Buddhism affirms that one of the factors that makes mindfulness effective is its linkage to wisdom and morality, the two other key principles in its trio of essential spiritual values. But wisdom for Buddhism has specific connotations which distinguish it from other types of wisdom, especially the sort of worldly wisdom which all too readily serves in mundane affairs. In Buddhism, wisdom arises from selfless intentions and the desire to understand the Buddha's teaching, but it may actually be detrimental to worldly success. Similarly, Buddhist morality is not so much a matter of obeying rules passed down from on high as it is about ridding the mind of its defilements and freeing it of any tendencies that produce craving. But this may all seem a matter of religious practice, far removed from the practical concerns of the everyday world. Moreover, at least in regard to the use of mindfulness for psychotherapy, Buddhism's emphasis on morality and wisdom may actually impede its therapeutic utility. As every therapist knows, many clients' primary understanding of morality comes from their experience of it as the rod with which they have always been beaten. And as for cultivating wisdom, most clients hardly have a clue as to where to begin. So in treating something like depression then, it is only right that mindfulness should be assessed in terms of its therapeutic utility and not its adherence to Buddhist doctrine.

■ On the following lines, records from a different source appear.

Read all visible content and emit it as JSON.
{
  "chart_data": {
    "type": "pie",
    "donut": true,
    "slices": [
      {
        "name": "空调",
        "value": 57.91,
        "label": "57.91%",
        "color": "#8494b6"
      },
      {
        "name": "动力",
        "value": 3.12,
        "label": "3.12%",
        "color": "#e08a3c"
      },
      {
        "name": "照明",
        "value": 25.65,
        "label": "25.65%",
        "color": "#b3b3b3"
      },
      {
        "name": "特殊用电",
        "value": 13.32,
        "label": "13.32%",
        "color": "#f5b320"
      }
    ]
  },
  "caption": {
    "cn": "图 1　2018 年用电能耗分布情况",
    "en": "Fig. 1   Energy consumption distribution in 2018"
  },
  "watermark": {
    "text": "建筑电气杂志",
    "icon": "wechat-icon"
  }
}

Still, there is another aspect to the practical wisdom that Buddhism possesses about mindfulness which seems to feature less importantly in its application as a therapeutic practice. This has to do with addressing what makes mindfulness so difficult, frustrating and unrewarding, even to those who are dedicated to it. Buddhism identifies five hindrances to meditation: sense desire, ill will, torpor and sloth, restlessness and worry, and sceptical doubt. Knowing about these hindrances and learning how to negotiate them is a sound way of strengthening meditation, as well as overcoming the obstacles themselves. Even so, many dedicated practitioners can still find themselves stuck in the doldrums in which nothing seems to happen. This is a mental state that strongly resembles depression and is characterised by lethargy, chronic doubt and sometimes, pervasive anxiety. It can also provoke depression outside of meditation, which is why some people feel compelled to abandon the practice. It should not be assumed that depression occurs only to weak practitioners, either. The great Zen master and founder of Soto Zen, Dogen experienced depression, as did the Rinzai Zen master Hakuin (whose graceful, haunting ink painting "Two Blind Men Crossing a Log Bridge" serves as the logo for this website) when he suffered "Zen sickness", an enervating condition that was brought on by his intense efforts to reach enlightenment. In fact, encountering depression in a rigorous spiritual practice is not uncommon at all, as such expressions as "the Dark Night of the Soul" and "a Spiritual Desert" suggest. But what Buddhism and other spiritual traditions have all developed are ways of dealing with these problems when they arise. So what resources does therapeutic mindfulness draw on when mindfulness no longer seems effective and may even be making matters worse?
I ask this question out of genuine curiosity, for I am sure that strategies for intervening when therapeutic mindfulness goes wrong must have been developed. Moreover, my acquaintance with MBCBT therapists who are also Buddhists reassures me about their intentions as therapists. More teachers than technicians, these therapists mostly want to help their clients manage their lives without the anxiety and stress that drive people to therapy. And when they succeed, MBCBT therapists are certainly entitled to take satisfaction in work well done. Still, as with all therapy, questions must remain whenever it doesn't work, especially as MBCBT seems to place such emphasis on its therapeutic protocols. We might ask, for instance, if MBCBT's results could be improved if it refined its protocols, making its applications more targeted and exact. Perhaps. But I suspect that the secret ingredient in all therapy is the trust that develops between client and therapist in the course of the therapeutic encounter. This does not mean that other factors are unimportant or negligible for the success of therapy. The techniques that MBCBT imparts to its clients really do matter for is success. But those techniques, which can be learned by reading a book or watching a video on-line, are usually imparted so much better by a therapist who cares about the quality of the transmission.
I have one further question about mindfulness and therapy, but only time can tell the answer. Therapy has always had new methods which were supposed to revolutionise things until they faded into routine procedures. Hypnosis first fascinated Freud as a healing technique until he abandoned it for free association. And free association itself was once thought to be the only way therapy could work effectively until some therapists elected to use other methods. In fact, both hypnosis and free association can still work, as can focussing, the body awareness technique that accesses the so-called second brain of the enteric nervous system which governs our emotional reactions. So will therapeutic mindfulness follow the pattern of these other techniques which were at first wildly praised before becoming just another way of dealing with psychological problems? I suspect so. But perhaps this is the wrong question to raise about mindfulness. Perhaps the better question is how is mindfulness helping therapy now?